Segundo Baccheretti, mesmo com a transferência dos servidores para o pronto-socorro, a residência médica em ortopedia será mantida, e os pacientes de urgência terão uma estrutura hospitalar “mais robusta” no João XXIII. Ele argumenta que, por ser a primeira vez que um hospital da capital a por terceirização, é natural haver resistências.

“O Amélia Lins continuará atendendo pelo SUS. Não estamos ferindo os preceitos do sistema. O MPMG tem, sim, o papel de garantir o uso correto do recurso público, e eu asseguro que estamos aumentando a eficiência do João XXIII enquanto realizamos mais cirurgias eletivas. Esse posicionamento específico da promotora é histórico e faz parte da atuação dela. Mas nosso foco no governo de Minas é atender mais usuários, e não vamos abrir mão disso”, declarou.

A terceirização do HMAL 2f3w6e

Com a terceirização, o governo estadual pretende tornar o HMAL em um hospital exclusivamente cirúrgico e para demandas eletivas. A entidade privada ou consórcio que vencer o edital assumirá o imóvel e os equipamentos gratuitamente em abril, podendo implementar mudanças no espaço caso desejar.

A nova gestão ficará responsável por contratar os novos trabalhadores de saúde que vão operar pacientes encaminhados de toda a rede SUS e não só do João XXIII, como acontece hoje. Ou seja, os funcionários não serão servidores públicos. A expectativa do Estado é que, com a chegada do parceiro, o número de cirurgias realizadas na unidade dobre, chegando a cerca de 480 procedimentos mensais.

O que diz a Fhemig?  4a2t1o

Sobre o ofício do MPMG, a Fundação Hospitalar do Estado de Minas Gerais (Fhemig) afirma que, “em respeito a divisão dos Poderes, quando oficiada, se pronunciará ao Ministério Público e prestará todos os esclarecimentos necessários”.

A Fhemig afirma que a proposta do “novo” Hospital Maria Amélia Lins (HMAL) tem como objetivo ampliar a realização de cirurgias eletivas em Minas Gerais. “No caso do novo HMAL, o edital exige atuação 100% SUS e a realização de cirurgias de alta e média complexidade”, diz.

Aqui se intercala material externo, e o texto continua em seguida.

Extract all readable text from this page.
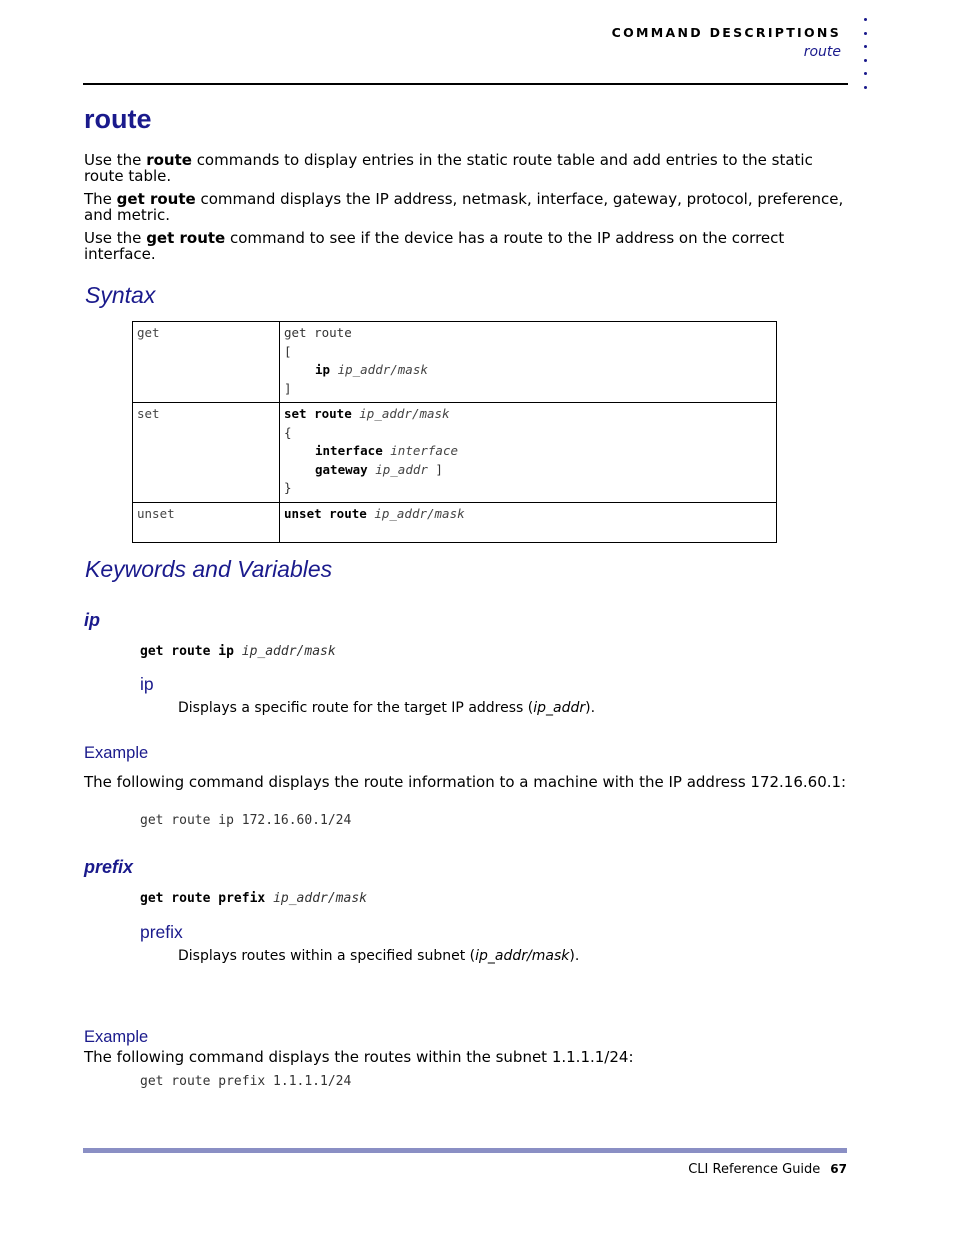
COMMAND DESCRIPTIONS
route
route
Use the route commands to display entries in the static route table and add entries to the static route table.
The get route command displays the IP address, netmask, interface, gateway, protocol, preference, and metric.
Use the get route command to see if the device has a route to the IP address on the correct interface.
Syntax
get	get route
[
ip ip_addr/mask
]

set	set route ip_addr/mask
{
interface interface
gateway ip_addr ]
}

unset	unset route ip_addr/mask
Keywords and Variables
ip
get route ip ip_addr/mask
ip
Displays a specific route for the target IP address (ip_addr).
Example
The following command displays the route information to a machine with the IP address 172.16.60.1:
get route ip 172.16.60.1/24
prefix
get route prefix ip_addr/mask
prefix
Displays routes within a specified subnet (ip_addr/mask).
Example
The following command displays the routes within the subnet 1.1.1.1/24:
get route prefix 1.1.1.1/24
CLI Reference Guide 67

Sobre a fiscalização do edital de seleção e do novo gestor, a Fhemig alega que , “considerando a atuação 100% SUS da pessoa jurídica selecionada, o que implica na utilização de recursos públicos da política pública de saúde, tanto o Tribunal de Contas como o Ministério Público são agentes habilitados para realizar a fiscalização das atividades do novo gestor do HMAL. A FHEMIG acompanhará as atividades da pessoa jurídica selecionada principalmente com base nos parâmetros contidos nas minutas dos termos de cessão do imóvel e de doação dos bens móveis.”